Hot work on containers, including welding, grinding and cutting, is a very hazardous operation. Legislation, including the Ontario Regulations for Industrial Establishments, Fire Code and other nationally recognized codes and standards, contain provisions for hot work, welding and cutting. Section 78 of the Regulations for Industrial Establishments require "that where repairs or alterations are to be made on a drum, tank, pipeline or other container, [it] shall be...drained and cleaned or otherwise rendered free from any explosive, flammable or harmful substance."

For any hot work such as welding or cutting on a container that may have contained flammable or combustible material, the following minimum precautions must be taken:

  • The container's internal layout must be determined to make sure that fittings such as baffles will not interfere with cleaning or purging.
  • The container must be drained and cleaned using appropriate methods.
  • To determine whether draining and cleaning has made the container safe, its interior must be tested with a combustible gas detector both before hot work begins and periodically during the work.

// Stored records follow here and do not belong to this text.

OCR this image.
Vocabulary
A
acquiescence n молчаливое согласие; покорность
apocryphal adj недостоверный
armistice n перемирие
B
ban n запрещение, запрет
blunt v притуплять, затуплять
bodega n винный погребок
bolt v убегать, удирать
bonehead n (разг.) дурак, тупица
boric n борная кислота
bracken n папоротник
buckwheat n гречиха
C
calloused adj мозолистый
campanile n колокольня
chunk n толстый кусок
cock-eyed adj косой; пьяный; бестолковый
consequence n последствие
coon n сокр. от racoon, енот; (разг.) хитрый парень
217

Some containers cannot be drained and cleaned well enough to make them safe. Such containers may be made safe by purging and inerting with an inert gas, but only if these precautions are taken:

  • Recognized procedures and proper equipment must be used.
  • The oxygen level inside the container must be monitored with an oxygen analyzer and maintained at essentially zero for the duration of the work.
  • Workers must be made aware of the limitations of the inerting process.

Workers should never assume a container is clean or safe and should always make sure that it is made safe and that its safety is verified by testing before any hot work begins. Not following this rule, as was the case in this tragic incident, is likely to cause serious injury or worse.

This conviction and others like it related to incidents involving students, means that schools and school boards must be diligent in developing comprehensive health and safety programs; training workers, including teachers, to identify and report hazards; and eliminating identifiable hazards.